ISTAMBUL : Le ministre russe des Affaires étrangères, Sergueï Lavrov, est attendu en Turquie lundi, jour du troisième anniversaire du déclenchement de l'invasion russe de l'Ukraine, ont annoncé dimanche des sources diplomatiques turques.

M. Lavrov doit s'entretenir à Ankara avec son homologue turc Hakan Fidan, ont indiqué ces mêmes sources, précisant que les deux hommes discuteraient notamment d'une solution au conflit ukrainien.

Dimanche, la porte-parole de la diplomatie russe, Maria Zakharova, a confirmé à l'agence Tass qu'une délégation menée par Sergueï Lavrov devait se rendre prochainement en Turquie pour y discuter d'« un large éventail de sujets ».

La Turquie, membre de l'OTAN, souhaite jouer un rôle de premier plan dans la fin des hostilités, comme elle avait tenté de le faire en mars 2022 en accueillant par deux fois des négociations directes entre Moscou et Kiev.

Mardi, en recevant son homologue ukrainien Volodymyr Zelensky, le président turc Recep Tayyip Erdogan a de nouveau affirmé que son pays serait un « hôte idéal » pour des pourparlers sur l'Ukraine associant Moscou, Kiev et Washington.

Toutefois, ces dernières semaines, Moscou et Washington ont entamé un dialogue direct, alors que les relations se réchauffent entre Donald Trump et Vladimir Poutine.

Mardi, Russes et Américains se sont rencontrés en Arabie saoudite pour entamer le rétablissement de leurs relations, une réunion dénoncée par Volodymyr Zelensky qui redoute un accord sur l'Ukraine à leur insu.

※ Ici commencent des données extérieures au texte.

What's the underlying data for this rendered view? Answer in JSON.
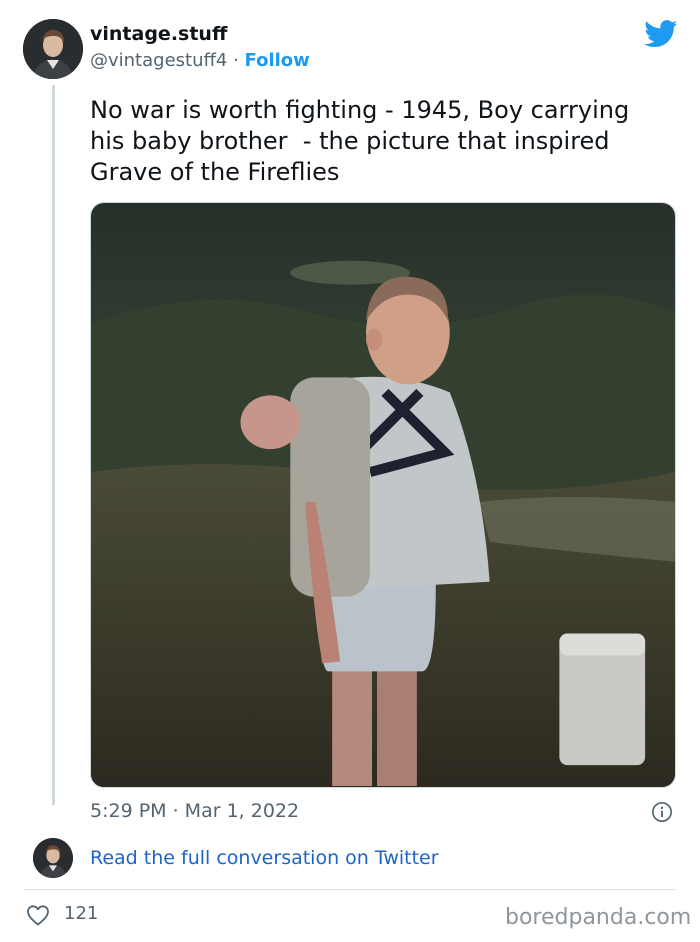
{
  "tweet": {
    "display_name": "vintage.stuff",
    "handle": "@vintagestuff4",
    "separator": " · ",
    "follow_label": "Follow",
    "text": "No war is worth fighting - 1945, Boy carrying\nhis baby brother  - the picture that inspired\nGrave of the Fireflies",
    "timestamp": "5:29 PM · Mar 1, 2022",
    "read_link": "Read the full conversation on Twitter",
    "like_count": "121",
    "brand_color": "#1d9bf0"
  },
  "icons": {
    "logo": "twitter-bird-icon",
    "info": "info-icon",
    "like": "heart-icon"
  },
  "watermark": "boredpanda.com"
}
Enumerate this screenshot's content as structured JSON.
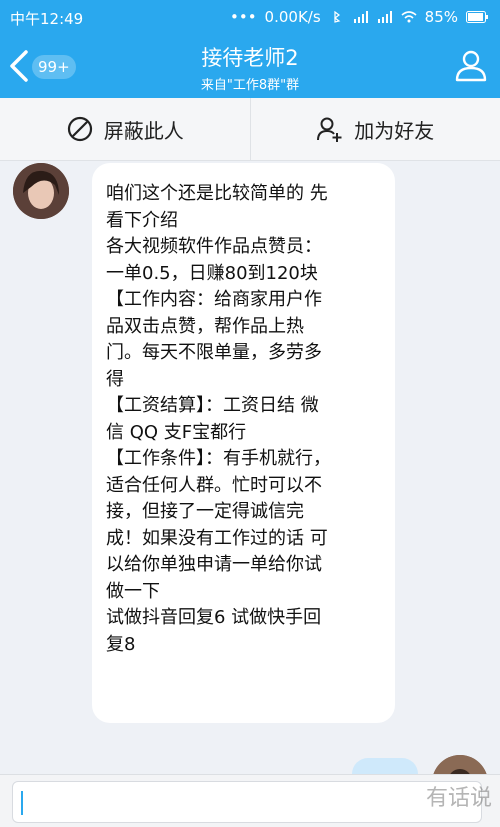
{
  "status_bar": {
    "time": "中午12:49",
    "network_speed": "0.00K/s",
    "battery": "85%"
  },
  "header": {
    "back_badge": "99+",
    "title": "接待老师2",
    "subtitle": "来自\"工作8群\"群"
  },
  "actions": {
    "block_label": "屏蔽此人",
    "add_friend_label": "加为好友"
  },
  "message": {
    "lines": [
      "咱们这个还是比较简单的 先",
      "看下介绍",
      "各大视频软件作品点赞员：",
      "一单0.5，日赚80到120块",
      "【工作内容：给商家用户作",
      "品双击点赞，帮作品上热",
      "门。每天不限单量，多劳多",
      "得",
      "【工资结算】：工资日结 微",
      "信 QQ 支F宝都行",
      "【工作条件】：有手机就行，",
      "适合任何人群。忙时可以不",
      "接，但接了一定得诚信完",
      "成！如果没有工作过的话 可",
      "以给你单独申请一单给你试",
      "做一下",
      "试做抖音回复6 试做快手回",
      "复8"
    ]
  },
  "input": {
    "placeholder": ""
  },
  "watermark": "有话说",
  "colors": {
    "header_blue": "#2aa8ee",
    "chat_bg": "#eef1f6"
  }
}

M. Lavrov, dont la dernière visite en Turquie remonte à octobre, doit se rendre dans la foulée en Iran, un allié de la Russie.

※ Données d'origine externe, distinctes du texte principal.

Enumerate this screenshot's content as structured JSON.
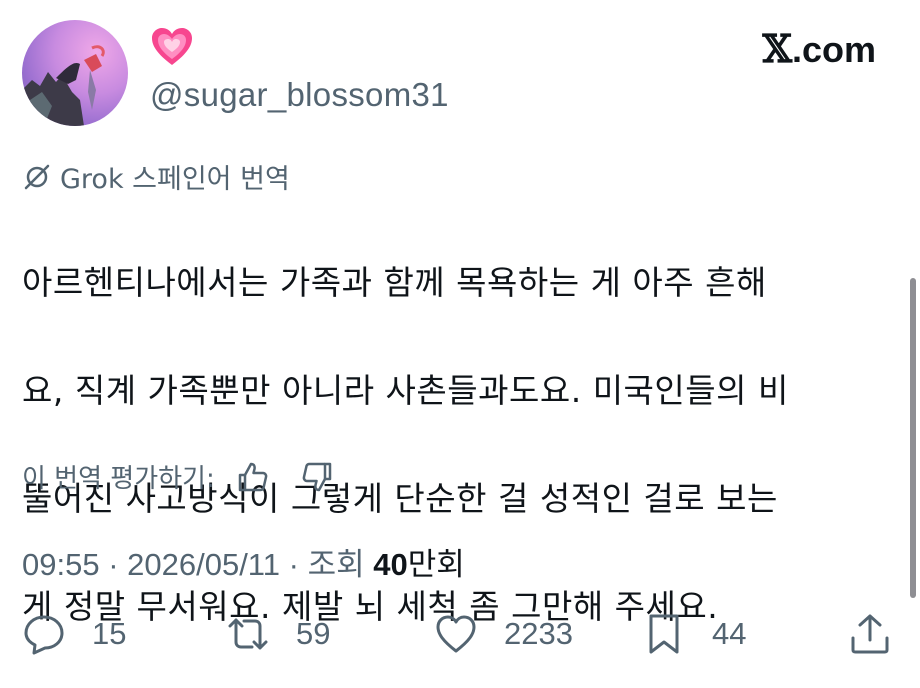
{
  "brand": {
    "logo_letter": "𝕏",
    "domain": ".com"
  },
  "author": {
    "emoji": "💗",
    "handle": "@sugar_blossom31"
  },
  "translation": {
    "label": "Grok 스페인어 번역"
  },
  "tweet": {
    "text_lines": [
      "아르헨티나에서는 가족과 함께 목욕하는 게 아주 흔해",
      "요, 직계 가족뿐만 아니라 사촌들과도요. 미국인들의 비",
      "뚤어진 사고방식이 그렇게 단순한 걸 성적인 걸로 보는",
      "게 정말 무서워요. 제발 뇌 세척 좀 그만해 주세요."
    ]
  },
  "rating": {
    "label": "이 번역 평가하기:"
  },
  "meta": {
    "time": "09:55",
    "sep1": " · ",
    "date": "2026/05/11",
    "sep2": " · ",
    "views_label": "조회 ",
    "views_num": "40",
    "views_unit": "만회"
  },
  "actions": {
    "replies": "15",
    "reposts": "59",
    "likes": "2233",
    "bookmarks": "44"
  },
  "colors": {
    "text": "#0f1419",
    "muted": "#536471",
    "heart": "#f7468f"
  }
}
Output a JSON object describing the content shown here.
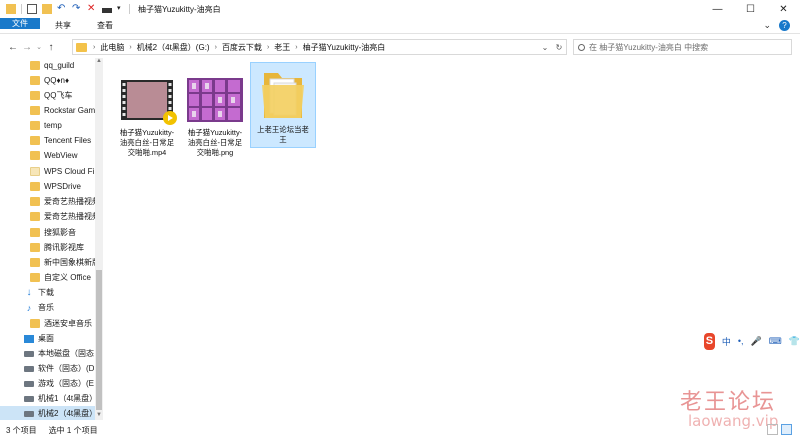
{
  "window": {
    "title": "柚子猫Yuzukitty-油亮白",
    "controls": {
      "minimize": "—",
      "maximize": "☐",
      "close": "✕"
    }
  },
  "ribbon": {
    "tabs": [
      "文件",
      "主页",
      "共享",
      "查看"
    ],
    "expand": "⌄",
    "help": "?"
  },
  "nav": {
    "back": "←",
    "forward": "→",
    "recent": "⌄",
    "up": "↑",
    "breadcrumb": [
      "此电脑",
      "机械2（4t黑盘）(G:)",
      "百度云下载",
      "老王",
      "柚子猫Yuzukitty-油亮白"
    ],
    "dropdown": "⌄",
    "refresh": "↻",
    "search_placeholder": "在 柚子猫Yuzukitty-油亮白 中搜索"
  },
  "sidebar": {
    "items": [
      {
        "label": "qq_guild",
        "icon": "folder-icon"
      },
      {
        "label": "QQ♦n♦",
        "icon": "folder-icon"
      },
      {
        "label": "QQ飞车",
        "icon": "folder-icon"
      },
      {
        "label": "Rockstar Gam",
        "icon": "folder-icon"
      },
      {
        "label": "temp",
        "icon": "folder-icon"
      },
      {
        "label": "Tencent Files",
        "icon": "folder-icon"
      },
      {
        "label": "WebView",
        "icon": "folder-icon"
      },
      {
        "label": "WPS Cloud Fi",
        "icon": "folder-light-icon"
      },
      {
        "label": "WPSDrive",
        "icon": "folder-icon"
      },
      {
        "label": "爱奇艺热播视频",
        "icon": "folder-icon"
      },
      {
        "label": "爱奇艺热播视频",
        "icon": "folder-icon"
      },
      {
        "label": "搜狐影音",
        "icon": "folder-icon"
      },
      {
        "label": "腾讯影视库",
        "icon": "folder-icon"
      },
      {
        "label": "新中国象棋新版",
        "icon": "folder-icon"
      },
      {
        "label": "自定义 Office",
        "icon": "folder-icon"
      },
      {
        "label": "下载",
        "icon": "download-icon"
      },
      {
        "label": "音乐",
        "icon": "music-icon"
      },
      {
        "label": "酒迷安卓音乐",
        "icon": "folder-icon"
      },
      {
        "label": "桌面",
        "icon": "desktop-icon"
      },
      {
        "label": "本地磁盘（固态",
        "icon": "drive-icon"
      },
      {
        "label": "软件（固态）(D",
        "icon": "drive-icon"
      },
      {
        "label": "游戏（固态）(E",
        "icon": "drive-icon"
      },
      {
        "label": "机械1（4t黑盘）",
        "icon": "drive-icon"
      },
      {
        "label": "机械2（4t黑盘）",
        "icon": "drive-icon"
      }
    ]
  },
  "files": [
    {
      "name": "柚子猫Yuzukitty-油亮白丝-日常足交啪啪.mp4",
      "lines": [
        "柚子猫Yuzukitty-",
        "油亮白丝-日常足",
        "交啪啪.mp4"
      ],
      "type": "video"
    },
    {
      "name": "柚子猫Yuzukitty-油亮白丝-日常足交啪啪.png",
      "lines": [
        "柚子猫Yuzukitty-",
        "油亮白丝-日常足",
        "交啪啪.png"
      ],
      "type": "image"
    },
    {
      "name": "上老王论坛当老王",
      "lines": [
        "上老王论坛当老",
        "王"
      ],
      "type": "folder"
    }
  ],
  "status": {
    "count": "3 个项目",
    "selected": "选中 1 个项目"
  },
  "ime": {
    "logo": "S",
    "mode": "中",
    "punct": "•,",
    "mic": "🎤",
    "keyboard": "⌨",
    "skin": "👕"
  },
  "watermark": {
    "cn": "老王论坛",
    "en": "laowang.vip"
  },
  "colors": {
    "accent": "#1979ca",
    "selection": "#cce8ff",
    "folder": "#f1c152"
  }
}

La Turquie, qui est parvenue à maintenir ses liens avec Moscou et Kiev, fournit des drones de combat aux Ukrainiens mais n'a pas participé aux sanctions occidentales contre la Russie.

Ankara défend parallèlement l'intégrité territoriale de l'Ukraine et réclame la restitution de la Crimée du Sud, occupée par la Russie depuis 2014, au nom de la protection de la minorité tatare turcophone de cette péninsule.